Having a new baby around isn't particularly conducive to reading thick novels or delving into lengthy essays. Baby Nico adds to my life in untold ways, but long lazy days of reading simply ain't one of them.
These days, I'm reading almost exclusively short works - stories, magazine articles, poems and essays - that can be digested in a single setting. I have a half-dozen such books stashed around the house in various places. I haven't finished a single one of the books on this list, but whenever a spare moment arises, I jump in fresh.
The 16 stories in Michael Faber's collection Vanilla Bright Like Eminem move at a rapid speed as they open small and invariably shocking windows into the lives of their misfit characters, something like a Scottish version of the stories of Flannery O'Connor. Faber's command of the form is as prodigious as his imagination. Stories transform on a dime from fantastic to terrifying, and yet most of the characters come across as ordinary people who are poorly equipped to deal with their harrowing circumstances. Some of the stories are quite successful - For example, “A Hole With Two Ends” is a tale of two business people who have a sudden extraordinarily violent encounter in the Scottish Highlands - and some are less so, but as a whole the collection is compelling and powerful.
I'm a fan of Luc Sante, the cultural critic, historian, and prose craftsman who wrote Low Life, the exceedingly brilliant history of underclass New York City. His book of essays, Kill All Your Darlings, published in 2007, covers a wide range of topics - everything from the etymology of the word "dope" to the birth of the blues to a character analysis of Bob Dylan - but he still comes most alive when writing about New York. The wonderfully rich essays include reflections on the Lower East Side in the 1970's, a first hand account of the 1988 Tompkins Square Park riots, and — ever a connoisseur of con men — a pair of meditations on two quintessentially New York monsters: John Gotti and Rudolph Giuliani.
Anyone interested in the current state of publishing owes it to themselves to read McSweeney's Quarterly Concern on a regular basis. Despite the regular sound bites about the "death of publishing," the good people at McSweeney's prove over and over again that there are still a million new and creative ways to publish new and creative writing. As a case in point, I'm currently making my way through issue number 31 in which the editors asked a number of excellent contemporary writers (including Douglas Coupland, Joy Williams, Shelley Jackson and Will Sheff) to create new stories in genres long thought dead (including the Biji, the Nivola, the Graustarkian Romance, and the Socratic Dialogue.) Some experiments are more successful than others, but the entire magazine is entertaining, provocative, and beautifully presented. As always.
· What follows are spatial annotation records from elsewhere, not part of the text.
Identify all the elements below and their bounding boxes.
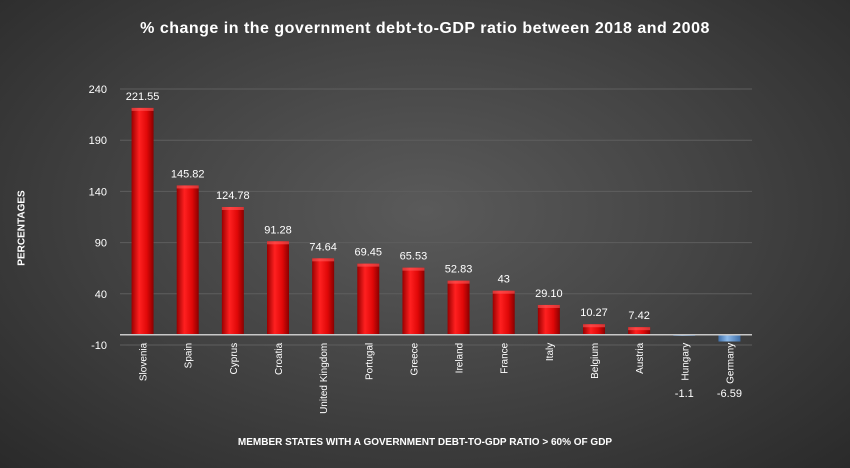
bar-cap [628,327,651,331]
x-tick-label: France [500,342,511,374]
x-axis-title: MEMBER STATES WITH A GOVERNMENT DEBT-TO-… [237,437,613,448]
data-label: 29.10 [535,288,563,300]
y-tick-label: -10 [91,340,107,352]
data-label: 69.45 [355,247,383,259]
bar-cap [312,258,335,262]
bar-croatia [267,241,289,335]
x-tick-label: Greece [409,342,420,375]
x-axis-ticks: Slovenia Spain Cyprus Croatia United Kingdom… [139,342,737,414]
bar-cap [583,324,605,328]
bar-germany [718,334,741,342]
data-label: 74.64 [309,241,337,253]
bar-austria [628,327,651,335]
data-label: 145.82 [171,168,205,180]
data-label: 91.28 [264,224,292,236]
value-labels: 221.55 145.82 124.78 91.28 74.64 69.45 65.53 52… [126,91,742,400]
bar-cap [357,263,380,267]
bar-france [492,290,515,335]
y-tick-label: 90 [95,238,107,250]
x-tick-label: Portugal [364,343,375,380]
x-tick-label: Cyprus [229,343,240,375]
x-tick-label: Hungary [680,343,691,381]
bar-cap [492,290,515,294]
y-tick-label: 190 [89,135,107,147]
bar-cap [447,280,470,284]
bar-slovenia [131,107,154,335]
bar-united-kingdom [312,258,335,335]
data-label: 43 [498,274,510,286]
x-tick-label: Belgium [590,343,601,379]
x-tick-label: Austria [635,342,646,374]
bar-cap [176,185,199,189]
bar-italy [537,304,560,335]
data-label: 10.27 [580,307,608,319]
data-label: -1.1 [675,388,694,400]
bar-spain [176,185,199,335]
chart-title: % change in the government debt-to-GDP r… [140,20,710,37]
data-label: -6.59 [717,388,742,400]
data-label: 52.83 [445,264,473,276]
x-tick-label: Ireland [455,343,466,374]
data-label: 7.42 [628,310,649,322]
bar-portugal [357,263,380,335]
bar-greece [402,267,425,335]
bar-cap [537,304,560,308]
y-tick-label: 240 [89,84,107,96]
y-tick-label: 40 [95,289,107,301]
gridlines [120,88,752,346]
y-axis-ticks: -10 40 90 140 190 240 [89,84,107,352]
bar-cap [267,241,289,245]
x-tick-label: Germany [725,343,736,384]
bar-belgium [583,324,605,335]
y-tick-label: 140 [89,186,107,198]
bar-cyprus [221,206,244,335]
data-label: 221.55 [126,91,160,103]
data-label: 124.78 [216,190,250,202]
bar-cap [402,267,425,271]
x-tick-label: Spain [184,343,195,369]
bars [131,107,741,342]
bar-cap [221,206,244,210]
x-tick-label: Italy [545,343,556,361]
x-tick-label: Slovenia [139,342,150,381]
bar-ireland [447,280,470,335]
x-tick-label: United Kingdom [319,343,330,414]
x-tick-label: Croatia [274,342,285,375]
bar-cap [131,107,154,111]
data-label: 65.53 [400,251,428,263]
Roberto Bolaño's collection Nazi Literature in the Americas takes a huge cue from Borges by inventing a sort of encyclopedia of fictional right wing authors. However, very much unlike Borges, Bolaño's writers live in the real world rather than in the rarefied library. They have adventures, get arrested, meet historical figures, develop insane theories of politics, entertain rabid delusions, and occasionally even meet with terrific success. This is simultaneously a darkly comic celebration of the wilder horizons of writing, and a savage look at a persistent thread in American culture.